The National Institute for Health and Care Excellence (NICE) has set out to address problem drinking by recommending professionals ask people about how much and how often they drink alcohol. This information can then be used to identify if they need support.

Problem drinking, also known as alcohol misuse, is when you drink in a harmful way, or when you are dependent on alcohol. The short-term risks of problem drinking include accidents that require hospital treatment, violent behaviour, and alcohol poisoning. In the long term, individuals may increase the chance of heart disease, stroke, liver disease and various cancers.

New quality standards to address problem drinking

A new draft quality standard sets out the priority areas for quality improvement for the care of adults with alcohol-use disorders and includes a statement about accurately recording alcohol use.

The standard does not ask health professionals to do any additional work, but they do emphasise that the information should be correctly and appropriately stored.
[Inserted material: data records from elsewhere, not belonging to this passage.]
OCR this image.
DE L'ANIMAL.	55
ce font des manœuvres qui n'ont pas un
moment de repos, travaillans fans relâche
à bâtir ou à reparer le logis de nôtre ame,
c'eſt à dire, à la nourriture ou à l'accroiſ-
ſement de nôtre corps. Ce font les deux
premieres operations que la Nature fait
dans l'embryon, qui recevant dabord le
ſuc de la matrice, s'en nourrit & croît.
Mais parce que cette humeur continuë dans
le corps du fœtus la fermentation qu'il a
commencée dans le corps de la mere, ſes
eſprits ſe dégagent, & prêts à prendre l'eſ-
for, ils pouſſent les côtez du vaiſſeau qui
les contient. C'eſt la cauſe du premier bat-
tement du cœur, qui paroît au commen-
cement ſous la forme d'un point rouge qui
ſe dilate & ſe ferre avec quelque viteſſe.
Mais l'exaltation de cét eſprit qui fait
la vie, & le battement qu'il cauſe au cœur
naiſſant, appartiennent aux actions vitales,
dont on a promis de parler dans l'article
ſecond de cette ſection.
This will also avoid people from being asked repeatedly about their alcohol use.

Many people suffering from alcohol misuse do not receive treatment

Figures show that a large number of people with problem drinking are not receiving treatment, which could be linked to many reasons.

Data from the Office for Health Improvement & Disparities illuminates that, in England, there were an estimated 602,391 dependent drinkers in need of specialist treatment from 2018 to 2019 (the most recent figures available) and only 28% were receiving treatment.

To address the unmet needs of individuals’ problem drinking, NICE is calling for service providers, such as primary care services, criminal justice services and community services, to guarantee that systems are in place for the use of validated alcohol questionnaires.

They should also use abbreviated versions of the questionnaire when time is limited.

The statement is included in the NICE draft quality standard for the diagnosis and management of alcohol-use disorders, developed by an independent advisory committee, which includes experts in the diagnosis and management of alcohol-use disorders.

Dr Paul Chrisp, director of the Centre for Guidelines at NICE, said: “Many of us are asked about our alcohol use when we interact with health services, but if an appropriate questionnaire is not used, people with alcohol problems could be slipping through the net and may not be receiving the support they need.

“We know a large number of people who are dependent on alcohol are not receiving treatment and this could be for a variety of reasons, but as part of a health and care system that continually learns from data, we do know that using a validated questionnaire provides commissioners with the information they need to organise appropriate services.”